Todas estas competências estavam entrelaçadas com a história pessoal do Paulo e eram indissociáveis quando falamos da capacidade do profissional de estabelecer relacionamentos fortes com clientes e colegas. Além disso, a garra, o brilho nos olhos, a vontade de crescer e de se superar que todos, sem exceção, notávamos nele era algo realmente de se impressionar. Eu já à época relacionava aquela garra, aquele “amor”, com o sentimento do Rubinho, quando não deixou o “Alemão” passar no GP da Hungria de 2010, mesmo com a iminência do muro apertando-o e colocando sua integridade física em risco; ou do Tony pilotando o absurdo que pilotou nas últimas voltas da Indy 500 de 2013, quando ele era um “quase-desempregado” e ganhou a corrida mais importante do automobilismo mundial, pois aquela era a sua única chance; ou o Nelsão passando um “tal” de Ayrton Senna, por fora, na Hungria, em 1986, nos brindando com a mais espetacular ultrapassagem de todos os tempos na história do automobilismo.
Isso, para mim, representa a garra dos renegados, dos excluídos, a energia daqueles que daquilo dependem e depreendem que precisam fazer melhor do que os outros, em todos os momentos… que fazem por paixão, por amor e por vontade. Esse tipo de coisa não se aprende em faculdades de primeira linha, nem em cursos de gestão. Esse sentimento vem dos obstáculos vencidos, do aprendizado da vida, da sensibilidade social, do dinamismo, da empatia e, especialmente, do desejo de prosperar.

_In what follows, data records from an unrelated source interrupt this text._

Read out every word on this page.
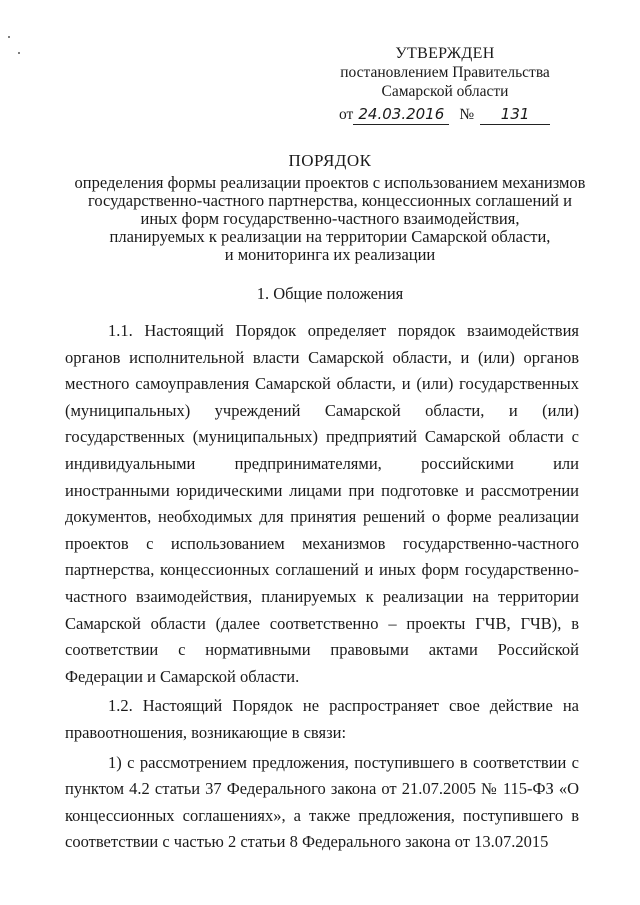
УТВЕРЖДЕН
постановлением Правительства
Самарской области
от 24.03.2016 № 131
ПОРЯДОК
определения формы реализации проектов с использованием механизмов
государственно-частного партнерства, концессионных соглашений и
иных форм государственно-частного взаимодействия,
планируемых к реализации на территории Самарской области,
и мониторинга их реализации
1. Общие положения

1.1. Настоящий Порядок определяет порядок взаимодействия органов исполнительной власти Самарской области, и (или) органов местного самоуправления Самарской области, и (или) государственных (муниципальных) учреждений Самарской области, и (или) государственных (муниципальных) предприятий Самарской области с индивидуальными предпринимателями, российскими или иностранными юридическими лицами при подготовке и рассмотрении документов, необходимых для принятия решений о форме реализации проектов с использованием механизмов государственно-частного партнерства, концессионных соглашений и иных форм государственно-частного взаимодействия, планируемых к реализации на территории Самарской области (далее соответственно – проекты ГЧВ, ГЧВ), в соответствии с нормативными правовыми актами Российской Федерации и Самарской области.

1.2. Настоящий Порядок не распространяет свое действие на правоотношения, возникающие в связи:

1) с рассмотрением предложения, поступившего в соответствии с пунктом 4.2 статьи 37 Федерального закона от 21.07.2005 № 115-ФЗ «О концессионных соглашениях», а также предложения, поступившего в соответствии с частью 2 статьи 8 Федерального закона от 13.07.2015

Para além do espaço corporativo, o combate ao elitismo é um processo complexo, mas é uma corrida em que precisamos acelerar como seres humanos. Mas há também uma urgência de que tomadores de decisão nas empresas se comprometam com um processo de desenvolvimento de consciência, e combatam esses vieses para contribuir para a reparação desta chaga que é o “bias” da elitização corporativa, cada qual à sua maneira, dentro de suas esferas de poder.

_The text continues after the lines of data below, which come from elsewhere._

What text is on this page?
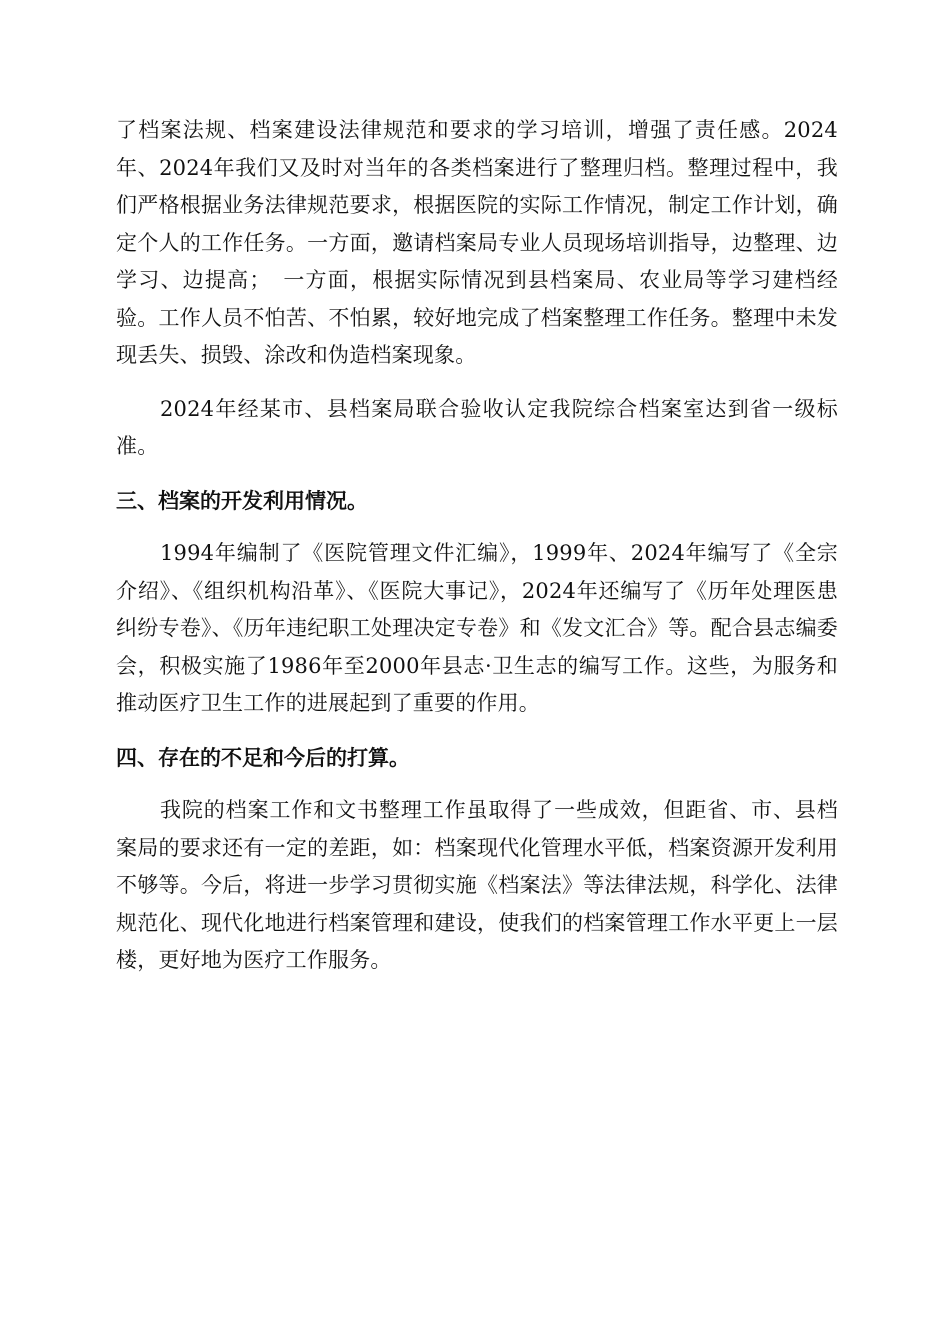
了档案法规、档案建设法律规范和要求的学习培训，增强了责任感。2024年、2024年我们又及时对当年的各类档案进行了整理归档。整理过程中，我们严格根据业务法律规范要求，根据医院的实际工作情况，制定工作计划，确定个人的工作任务。一方面，邀请档案局专业人员现场培训指导，边整理、边学习、边提高；　一方面，根据实际情况到县档案局、农业局等学习建档经验。工作人员不怕苦、不怕累，较好地完成了档案整理工作任务。整理中未发现丢失、损毁、涂改和伪造档案现象。

2024年经某市、县档案局联合验收认定我院综合档案室达到省一级标准。

三、档案的开发利用情况。

1994年编制了《医院管理文件汇编》，1999年、2024年编写了《全宗介绍》、《组织机构沿革》、《医院大事记》，2024年还编写了《历年处理医患纠纷专卷》、《历年违纪职工处理决定专卷》和《发文汇合》等。配合县志编委会，积极实施了1986年至2000年县志·卫生志的编写工作。这些，为服务和推动医疗卫生工作的进展起到了重要的作用。

四、存在的不足和今后的打算。

我院的档案工作和文书整理工作虽取得了一些成效，但距省、市、县档案局的要求还有一定的差距，如：档案现代化管理水平低，档案资源开发利用不够等。今后，将进一步学习贯彻实施《档案法》等法律法规，科学化、法律规范化、现代化地进行档案管理和建设，使我们的档案管理工作水平更上一层楼，更好地为医疗工作服务。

Assim como no automobilismo, precisamos de uma mudança de atitude nas grandes corporações para além da manutenção do status quo. Isso requer um olhar para além do óbvio, o desconforto de sair de bolhas, aprender a reconhecer o que realmente é valioso. E, principalmente, fazer a nossa parte para permitir que os tantos pilotos talentosos que ainda não estão na pista não só tenham uma chance, mas que cheguem cada vez mais rápido ao pódio.